On 11/26/21 16:48, Jonathan Wakely via Gcc wrote:
On Fri, 26 Nov 2021 at 15:41, Martin Uecker <ma.uec...@gmail.com> wrote:
Am Freitag, den 26.11.2021, 09:24 +0000 schrieb Jonathan Wakely:
On Fri, 26 Nov 2021 at 09:00, Martin Uecker via Gcc <gcc@gcc.gnu.org> wrote:
Am Freitag, den 26.11.2021, 09:29 +0100 schrieb Eric Botcazou:
This is a silent and dangerous incorrect code generation issue.
Let's avoid this kind of FUD, please, builtins are low-level devices and
people must know what they are doing and be prepared for caveats.
Sorry, I do not think this FUD. One needs to look at the assembly
and know *very specific* details about the platform and atomics
to understand that it does not work and silently (!) breaks on
GCC (and not clang) in very rare cases. This with no indication
about this in the documentation which clearly implies that
this works for "all types".
It does. Two objects of type T are still the same type whether or not
they are both aligned to sizeof(T).
Yes, but only under special circumstances which are
not automatically fulfilled for all types.
Erm, two objects of type T are always the same type.
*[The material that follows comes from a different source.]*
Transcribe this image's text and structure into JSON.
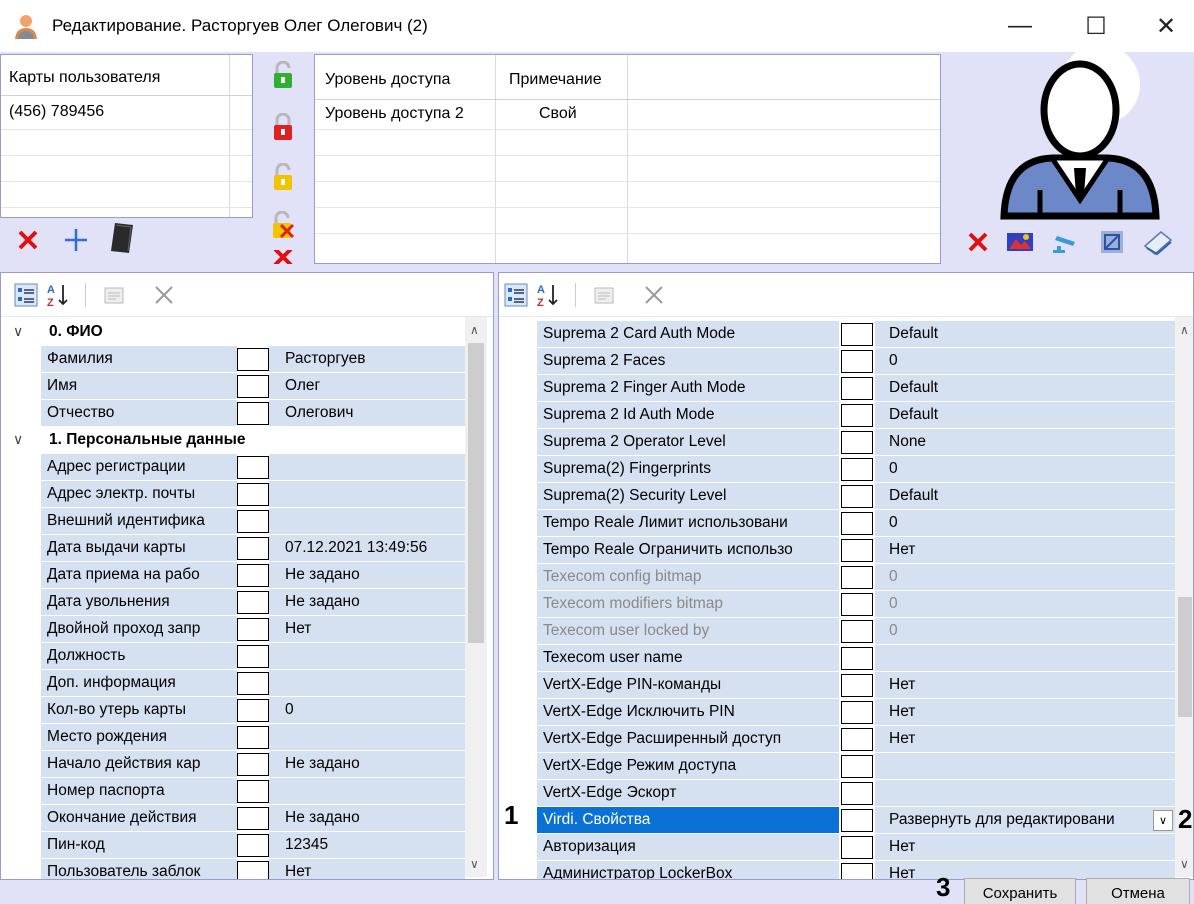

My point is that the docs say "works for all types", not "works for
all objects of all types".

You are claiming the docs are misleading, I'm saying you're misreading
them. They do not say "all objects of all types".
The problem is that it's extremely easy to misinterpret, and as such it is very likely someone who is not paying attention to the very precise details of the docs and at the exact things they aren't saying, and then guessing correctly what exactly they meant to say that they aren't saying, will make a misinterpretation and assume the atomic operations work on all valid objects, and not only "properly aligned ones" in an architecture-dependent way that seemingly cannot be determined portably (libstdc++ just makes sure it's at least as large as sizeof(T), but that's not necessarily stable, now is it ?). Here, even after making a through reading and remembering that you can have `alignof(T) < sizeof(T)`, you have to take a wild guess at whether the fact any information about this has been omitted means it isn't supported or means it is supported.
If these functions are not meant to be used to exising
data,  then at least the documentation needs to be changed
and include a big warning that this only happens to work
corectly if the data has  sufficient alignment for the
specific architecture (which of course makes it impossible
to use this in a portable way).
The last part of the sentence is again a blatant overstatement
Then please explain how one is supposed to use in a portable way if
it sometimes work or not based on platform-specific alignment
properties.
Either align your variable to its size, or don't use non-portable
compiler built-ins, use _Atomic.

If you want to be able to perform atomic operations on non-_Atomic
objects portably, that seems like a useful addition to the C standard
library (like std::atomic_ref in C++20).
The problem is that atomic_ref also only works if the
alignment fulfills special requirements.  So it can not
always be used on existing data structures.

I think it would be helpful if a compiler supports this by
providing suitable builtins, which it could easily do.

Since the existing builtins are already documented in a
way that implies that they allow exactly this, it would
be better and safer to just make this work.
That's not what the docs say though.
It is what they *imply*, though, and if you're wondering whether most people would think so, I can tell you right now I have gone and asked ~10 people about whether they thought, based on the `__atomic` documentation (i.e. the https://gcc.gnu.org/onlinedocs/gcc/_005f_005fatomic-Builtins.html web page), that these builtins would require some kind of alignment or something like that, and they all thought that it would not (well, some brought up unaligned objects below `alignof(T)`, but that's just not a valid object of that type, so it doesn't matter much), whereas the bug report certainly seems to indicate it can require it in some situations where `alignof(T) < sizeof(T)`.